The camp population is predominantly Somali. It is reported that there are 188 thousand men and 220 thousand women aged sixty years and older in Somalia (2010 estimates). The sex ratio is:
188 / 220
which is:
#> [1] 0.8545455
The expected proportion of the population that is male is:
188 / (188 + 220)
which is:
#> [1] 0.4607843
The proportion of the sample that is male:
prop.table(table(svy$sex))
is:
#>
#> 1 2
#> 0.381113 0.618887
This looks to be much smaller than the expected proportion. The sex ratio test:
sexRatioTest(svy$sex, codes = c(1, 2), pop = c(188, 220))
reports:
#>
#> Sex Ratio Test
#>
#> Expected proportion male = 0.4608
#> Observed proportion male = 0.3811
#> X-squared = 14.8305, p = 0.0001
The proportion of males in the sample is significantly smaller than we expected.
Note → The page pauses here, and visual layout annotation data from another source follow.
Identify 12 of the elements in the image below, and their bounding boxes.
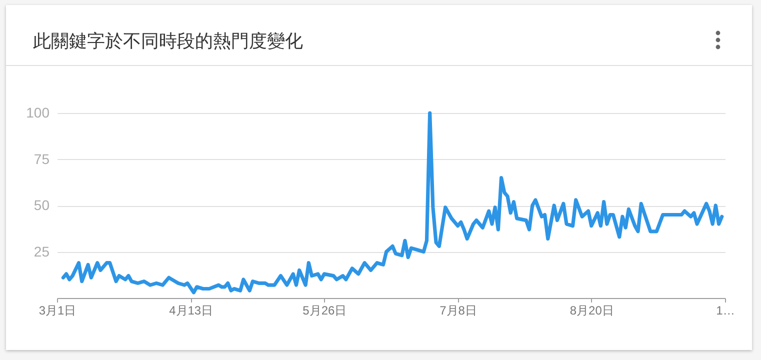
x-tick-label: 4月13日 [169,304,214,318]
x-tick-label: 5月26日 [302,304,347,318]
x-tick-label: 3月1日 [38,304,76,318]
y-tick-label: 100 [26,104,50,120]
line-series [61,111,724,294]
x-tick-label: 1… [716,304,735,318]
chart-title: 此關鍵字於不同時段的熱門度變化 [33,30,303,53]
x-tick-label: 7月8日 [440,304,477,318]
y-tick-label: 25 [34,243,50,260]
x-tick-label: 8月20日 [570,304,614,318]
y-tick-label: 50 [34,197,50,213]
y-tick-label: 75 [34,150,50,167]
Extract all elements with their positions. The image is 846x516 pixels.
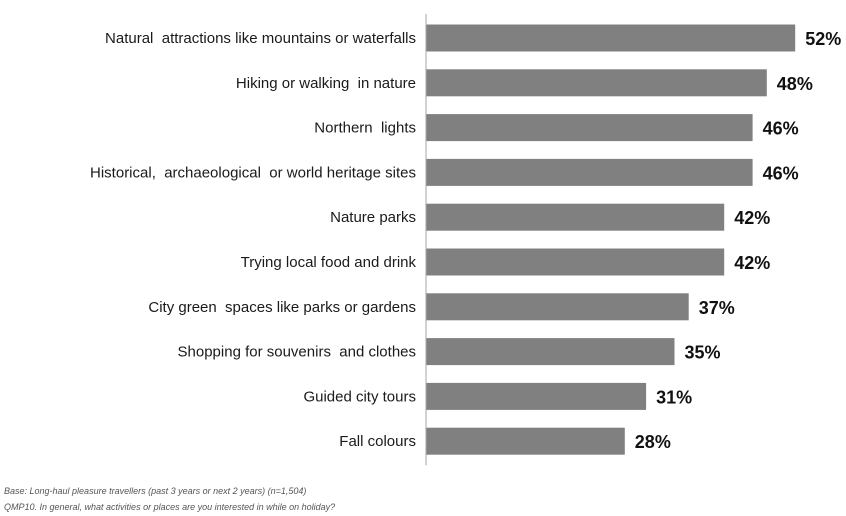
value-label: 28%: [635, 432, 671, 452]
bar: [426, 248, 725, 276]
bar: [426, 158, 753, 186]
bar: [426, 24, 796, 52]
bar: [426, 427, 625, 455]
footnote-base: Base: Long-haul pleasure travellers (pas…: [4, 486, 307, 496]
category-label: Shopping for souvenirs and clothes: [178, 344, 416, 361]
value-label: 48%: [777, 74, 813, 94]
value-label: 52%: [805, 29, 841, 49]
value-label: 35%: [685, 343, 721, 363]
value-label: 46%: [763, 163, 799, 183]
category-label: City green spaces like parks or gardens: [148, 299, 416, 316]
bar-chart: Natural attractions like mountains or wa…: [90, 14, 841, 466]
category-label: Natural attractions like mountains or wa…: [105, 30, 416, 47]
category-label: Northern lights: [314, 120, 416, 137]
value-label: 31%: [656, 387, 692, 407]
value-label: 42%: [734, 253, 770, 273]
category-label: Hiking or walking in nature: [236, 75, 416, 92]
footnote-question: QMP10. In general, what activities or pl…: [4, 502, 336, 512]
value-label: 42%: [734, 208, 770, 228]
bar: [426, 338, 675, 366]
category-label: Trying local food and drink: [241, 254, 417, 271]
bar: [426, 69, 767, 97]
bar: [426, 293, 689, 321]
category-label: Fall colours: [339, 433, 416, 450]
value-label: 37%: [699, 298, 735, 318]
category-label: Guided city tours: [303, 388, 416, 405]
category-label: Historical, archaeological or world heri…: [90, 164, 416, 181]
category-label: Nature parks: [330, 209, 416, 226]
bars-group: Natural attractions like mountains or wa…: [90, 24, 841, 455]
value-label: 46%: [763, 119, 799, 139]
bar: [426, 382, 647, 410]
bar: [426, 203, 725, 231]
bar: [426, 114, 753, 142]
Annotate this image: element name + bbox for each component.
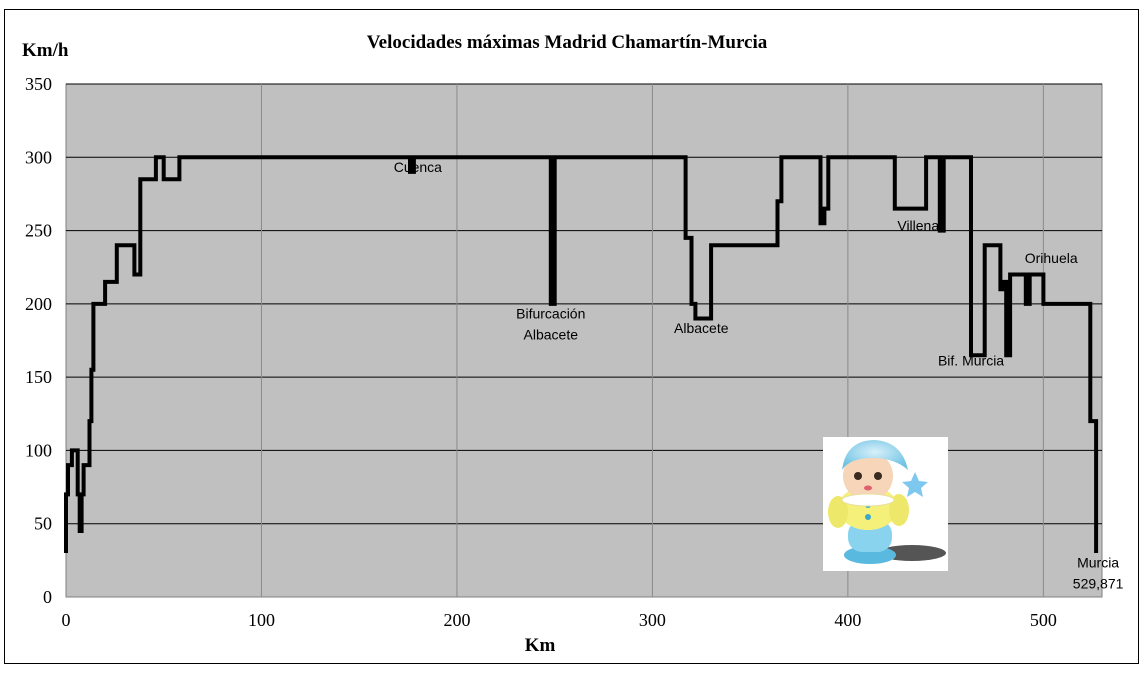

This result could be due to the extraordinary nature of the population (e.g. the camp population could really have very many more older women than older men). It could also due to a selection bias in the survey. In this example, men were more likely than women to be away from home during the day and a household sample taken during the day would have systematically excluded the more active members of the male population.
Note that the sex ratio test only applies to population surveys. If surveys focus on (e.g.) carers of small children then the observed male to female sex ratio is likely to be strongly biased towards women. In such cases it is not sensible to apply a sex ratio test.